The competitive climate change scholarship program dubbed Nairobi Summer School saw over 4,000 applications internationally yet only 280 scholars got the chance for the scholarship.

The rigorous selection process focused on academic qualifications with a minimum of a bachelor’s degree and a master’s degree at the highest academic qualification level in any field of study strictly landing on youth of 35 years of age and below.

According to Mr Odhengo, the 98 Kenya youth attending the fortnight program will be taken further for yet another private climate change training in the country before they are posted for 6 months attachment in their counties of origin Climate Change Units with a possible employment recommendation after the attachment period to enhance local operations in climate action at the county levels.
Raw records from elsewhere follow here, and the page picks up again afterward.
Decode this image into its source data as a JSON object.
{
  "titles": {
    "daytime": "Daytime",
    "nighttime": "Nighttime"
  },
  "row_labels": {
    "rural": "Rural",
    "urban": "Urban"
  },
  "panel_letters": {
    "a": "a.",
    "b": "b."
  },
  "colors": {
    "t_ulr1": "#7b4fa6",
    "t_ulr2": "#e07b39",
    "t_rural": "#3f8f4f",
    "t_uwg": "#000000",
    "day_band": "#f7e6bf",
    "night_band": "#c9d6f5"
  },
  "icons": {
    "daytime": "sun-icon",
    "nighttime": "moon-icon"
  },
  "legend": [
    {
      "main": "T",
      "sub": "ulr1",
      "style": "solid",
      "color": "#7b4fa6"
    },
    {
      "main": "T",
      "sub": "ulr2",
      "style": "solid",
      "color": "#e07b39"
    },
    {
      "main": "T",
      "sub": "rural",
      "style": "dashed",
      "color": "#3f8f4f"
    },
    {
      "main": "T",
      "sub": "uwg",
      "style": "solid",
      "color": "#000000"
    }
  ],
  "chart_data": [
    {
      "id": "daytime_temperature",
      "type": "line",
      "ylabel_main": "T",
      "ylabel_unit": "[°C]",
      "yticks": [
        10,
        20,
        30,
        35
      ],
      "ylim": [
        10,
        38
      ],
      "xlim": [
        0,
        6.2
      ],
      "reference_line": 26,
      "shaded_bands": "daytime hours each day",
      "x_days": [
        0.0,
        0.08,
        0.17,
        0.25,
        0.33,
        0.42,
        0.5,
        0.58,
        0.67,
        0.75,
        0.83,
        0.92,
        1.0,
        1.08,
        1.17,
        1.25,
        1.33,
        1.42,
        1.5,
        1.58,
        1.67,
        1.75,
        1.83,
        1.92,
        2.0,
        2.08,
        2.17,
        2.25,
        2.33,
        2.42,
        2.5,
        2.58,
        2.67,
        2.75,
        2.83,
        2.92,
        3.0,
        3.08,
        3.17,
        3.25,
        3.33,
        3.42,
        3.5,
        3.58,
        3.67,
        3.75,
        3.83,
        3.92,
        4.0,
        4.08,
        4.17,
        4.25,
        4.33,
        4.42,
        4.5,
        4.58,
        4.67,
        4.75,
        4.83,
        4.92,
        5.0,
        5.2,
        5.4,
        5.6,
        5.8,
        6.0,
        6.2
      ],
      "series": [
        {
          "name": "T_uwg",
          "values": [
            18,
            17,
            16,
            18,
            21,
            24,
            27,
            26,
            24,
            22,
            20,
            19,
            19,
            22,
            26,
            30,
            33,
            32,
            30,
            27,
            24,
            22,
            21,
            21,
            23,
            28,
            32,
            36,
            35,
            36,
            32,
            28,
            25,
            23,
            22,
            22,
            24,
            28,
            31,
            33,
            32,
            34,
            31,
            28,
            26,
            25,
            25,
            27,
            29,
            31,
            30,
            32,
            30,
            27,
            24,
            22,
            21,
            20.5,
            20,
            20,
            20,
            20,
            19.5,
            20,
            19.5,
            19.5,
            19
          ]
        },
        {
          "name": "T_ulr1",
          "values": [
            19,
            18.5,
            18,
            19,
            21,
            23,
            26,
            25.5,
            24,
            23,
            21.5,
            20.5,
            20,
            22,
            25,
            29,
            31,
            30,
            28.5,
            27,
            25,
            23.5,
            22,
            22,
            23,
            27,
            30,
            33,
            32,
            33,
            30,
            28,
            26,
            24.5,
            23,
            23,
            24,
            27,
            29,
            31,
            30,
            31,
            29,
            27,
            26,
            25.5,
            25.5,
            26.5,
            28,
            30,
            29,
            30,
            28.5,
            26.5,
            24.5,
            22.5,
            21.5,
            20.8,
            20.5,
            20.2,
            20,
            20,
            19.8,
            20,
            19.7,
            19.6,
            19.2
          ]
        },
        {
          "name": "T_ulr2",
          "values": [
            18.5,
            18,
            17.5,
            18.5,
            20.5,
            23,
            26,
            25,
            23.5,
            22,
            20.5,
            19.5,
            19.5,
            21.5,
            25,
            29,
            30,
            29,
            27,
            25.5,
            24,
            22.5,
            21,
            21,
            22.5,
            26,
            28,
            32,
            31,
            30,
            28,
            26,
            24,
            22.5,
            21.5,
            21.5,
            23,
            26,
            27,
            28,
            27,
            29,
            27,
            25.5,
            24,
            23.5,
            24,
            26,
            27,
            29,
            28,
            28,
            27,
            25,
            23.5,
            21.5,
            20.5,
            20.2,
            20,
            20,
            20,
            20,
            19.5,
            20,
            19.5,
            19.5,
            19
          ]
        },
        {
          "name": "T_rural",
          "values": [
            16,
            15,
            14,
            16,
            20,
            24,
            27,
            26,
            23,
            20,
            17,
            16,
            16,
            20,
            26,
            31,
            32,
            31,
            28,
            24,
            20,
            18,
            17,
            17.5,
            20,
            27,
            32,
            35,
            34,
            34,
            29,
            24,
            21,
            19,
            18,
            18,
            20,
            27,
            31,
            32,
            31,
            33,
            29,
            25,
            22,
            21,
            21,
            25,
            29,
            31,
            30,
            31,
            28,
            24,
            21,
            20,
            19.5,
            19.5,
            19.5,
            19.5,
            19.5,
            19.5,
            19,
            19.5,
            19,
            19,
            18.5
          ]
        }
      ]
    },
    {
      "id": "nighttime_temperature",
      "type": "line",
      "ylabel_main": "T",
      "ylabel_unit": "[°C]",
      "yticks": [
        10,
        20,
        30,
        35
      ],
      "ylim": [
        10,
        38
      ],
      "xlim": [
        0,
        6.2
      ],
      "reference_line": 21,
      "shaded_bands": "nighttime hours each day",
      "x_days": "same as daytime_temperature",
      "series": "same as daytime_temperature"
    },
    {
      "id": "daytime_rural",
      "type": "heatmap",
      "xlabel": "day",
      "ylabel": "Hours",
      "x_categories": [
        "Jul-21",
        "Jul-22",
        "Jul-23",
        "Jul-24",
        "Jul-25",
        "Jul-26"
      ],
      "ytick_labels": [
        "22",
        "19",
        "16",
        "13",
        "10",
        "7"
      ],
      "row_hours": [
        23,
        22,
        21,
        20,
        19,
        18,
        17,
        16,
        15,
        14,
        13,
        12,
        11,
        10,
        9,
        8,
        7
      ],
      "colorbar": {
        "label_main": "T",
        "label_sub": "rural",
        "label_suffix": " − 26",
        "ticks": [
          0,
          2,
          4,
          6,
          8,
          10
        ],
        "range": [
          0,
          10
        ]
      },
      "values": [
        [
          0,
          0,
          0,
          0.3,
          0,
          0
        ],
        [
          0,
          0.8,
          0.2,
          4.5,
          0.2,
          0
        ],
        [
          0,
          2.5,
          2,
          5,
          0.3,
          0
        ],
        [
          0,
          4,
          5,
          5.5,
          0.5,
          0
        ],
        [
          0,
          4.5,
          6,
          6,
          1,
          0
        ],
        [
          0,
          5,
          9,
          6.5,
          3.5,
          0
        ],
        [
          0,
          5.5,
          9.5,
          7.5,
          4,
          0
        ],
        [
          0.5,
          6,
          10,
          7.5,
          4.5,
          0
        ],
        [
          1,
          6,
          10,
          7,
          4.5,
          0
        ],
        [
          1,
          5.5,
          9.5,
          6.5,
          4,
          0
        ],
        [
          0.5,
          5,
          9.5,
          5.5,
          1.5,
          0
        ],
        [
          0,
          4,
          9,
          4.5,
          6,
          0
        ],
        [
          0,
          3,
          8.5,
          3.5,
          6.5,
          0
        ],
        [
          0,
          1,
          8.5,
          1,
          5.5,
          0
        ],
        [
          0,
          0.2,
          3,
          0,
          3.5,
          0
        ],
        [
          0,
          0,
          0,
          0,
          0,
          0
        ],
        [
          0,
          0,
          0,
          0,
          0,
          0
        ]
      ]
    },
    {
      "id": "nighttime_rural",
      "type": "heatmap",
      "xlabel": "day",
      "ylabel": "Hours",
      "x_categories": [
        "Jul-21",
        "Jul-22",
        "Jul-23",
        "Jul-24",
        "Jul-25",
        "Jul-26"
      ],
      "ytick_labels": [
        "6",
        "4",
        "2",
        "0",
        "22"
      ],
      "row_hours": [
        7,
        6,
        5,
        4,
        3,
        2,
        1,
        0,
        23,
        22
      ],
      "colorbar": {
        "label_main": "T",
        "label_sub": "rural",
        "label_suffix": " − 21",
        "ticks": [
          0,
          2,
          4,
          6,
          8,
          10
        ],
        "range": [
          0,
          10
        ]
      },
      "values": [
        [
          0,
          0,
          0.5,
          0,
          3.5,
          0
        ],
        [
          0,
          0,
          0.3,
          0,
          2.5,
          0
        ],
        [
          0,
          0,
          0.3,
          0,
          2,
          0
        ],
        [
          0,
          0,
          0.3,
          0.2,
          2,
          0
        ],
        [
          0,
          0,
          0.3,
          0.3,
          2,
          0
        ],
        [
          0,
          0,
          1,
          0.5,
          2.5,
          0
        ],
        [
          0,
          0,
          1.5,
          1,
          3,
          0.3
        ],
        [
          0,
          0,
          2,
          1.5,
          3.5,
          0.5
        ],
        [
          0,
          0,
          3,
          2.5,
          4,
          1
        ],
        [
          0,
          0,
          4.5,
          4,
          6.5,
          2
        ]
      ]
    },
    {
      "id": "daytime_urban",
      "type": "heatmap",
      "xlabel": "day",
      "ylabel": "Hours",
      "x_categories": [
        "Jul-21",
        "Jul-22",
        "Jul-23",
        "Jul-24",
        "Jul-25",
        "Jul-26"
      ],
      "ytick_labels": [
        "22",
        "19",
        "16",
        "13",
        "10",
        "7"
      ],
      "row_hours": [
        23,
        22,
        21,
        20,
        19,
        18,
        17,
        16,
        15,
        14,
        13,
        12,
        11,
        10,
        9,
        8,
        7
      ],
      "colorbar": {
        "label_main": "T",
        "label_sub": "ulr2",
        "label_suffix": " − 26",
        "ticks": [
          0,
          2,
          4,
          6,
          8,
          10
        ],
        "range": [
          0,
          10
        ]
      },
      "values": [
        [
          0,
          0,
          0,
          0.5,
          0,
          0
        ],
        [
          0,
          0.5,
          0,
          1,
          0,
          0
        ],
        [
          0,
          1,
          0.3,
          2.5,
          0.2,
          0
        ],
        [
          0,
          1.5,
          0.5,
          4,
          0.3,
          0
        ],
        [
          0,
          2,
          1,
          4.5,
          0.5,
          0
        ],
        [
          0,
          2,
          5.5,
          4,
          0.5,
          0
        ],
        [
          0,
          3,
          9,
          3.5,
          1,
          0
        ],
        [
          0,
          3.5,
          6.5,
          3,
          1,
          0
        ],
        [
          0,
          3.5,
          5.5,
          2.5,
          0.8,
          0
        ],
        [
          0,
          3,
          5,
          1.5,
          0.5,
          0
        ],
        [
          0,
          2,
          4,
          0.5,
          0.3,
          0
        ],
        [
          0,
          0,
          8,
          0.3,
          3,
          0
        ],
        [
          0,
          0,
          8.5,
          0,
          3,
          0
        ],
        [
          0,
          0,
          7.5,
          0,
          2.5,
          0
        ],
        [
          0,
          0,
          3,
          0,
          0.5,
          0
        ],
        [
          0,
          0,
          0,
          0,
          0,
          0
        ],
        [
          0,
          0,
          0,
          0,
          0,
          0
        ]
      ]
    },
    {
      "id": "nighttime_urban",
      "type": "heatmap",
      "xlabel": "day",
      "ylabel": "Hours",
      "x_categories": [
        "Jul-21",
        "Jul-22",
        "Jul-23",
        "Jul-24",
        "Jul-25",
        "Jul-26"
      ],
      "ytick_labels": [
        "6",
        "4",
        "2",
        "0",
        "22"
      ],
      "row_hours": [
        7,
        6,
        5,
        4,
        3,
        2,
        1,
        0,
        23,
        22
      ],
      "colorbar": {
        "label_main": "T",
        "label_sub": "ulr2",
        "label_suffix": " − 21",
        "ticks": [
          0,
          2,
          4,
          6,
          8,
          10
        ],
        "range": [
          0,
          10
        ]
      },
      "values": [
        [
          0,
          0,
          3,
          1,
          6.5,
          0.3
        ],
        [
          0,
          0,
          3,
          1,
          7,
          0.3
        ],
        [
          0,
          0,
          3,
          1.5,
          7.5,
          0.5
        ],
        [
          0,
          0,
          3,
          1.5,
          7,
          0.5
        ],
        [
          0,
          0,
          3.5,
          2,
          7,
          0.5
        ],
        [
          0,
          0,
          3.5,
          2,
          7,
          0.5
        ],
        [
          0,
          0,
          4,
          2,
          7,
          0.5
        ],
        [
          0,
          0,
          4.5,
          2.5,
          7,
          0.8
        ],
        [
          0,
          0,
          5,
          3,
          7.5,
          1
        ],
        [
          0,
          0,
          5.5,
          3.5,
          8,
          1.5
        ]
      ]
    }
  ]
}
“Having people with basic and professional knowledge in the County Climate Action offices will tighten loose ends and provide readily available support to the locals who are the Climate Action projects implementers, currently some counties are finding it rough for lack of climate change technical knowledge,” he said.

“But the good thing is that we have FLLoCA representatives on the ground walking the journey with the county governments and the locals, the Climate change-trained youth will be the counties’ technical experts.”

The annual climate change symposium has 82 African countries' representation as well as 52 other countries' representation globally.

However, the group of 98 trainees by FLLoCA has been inaugural since the rollout of the grassroots Action green finance in 2024.

According to the program officials, the scholarship program is expected to run every financial year.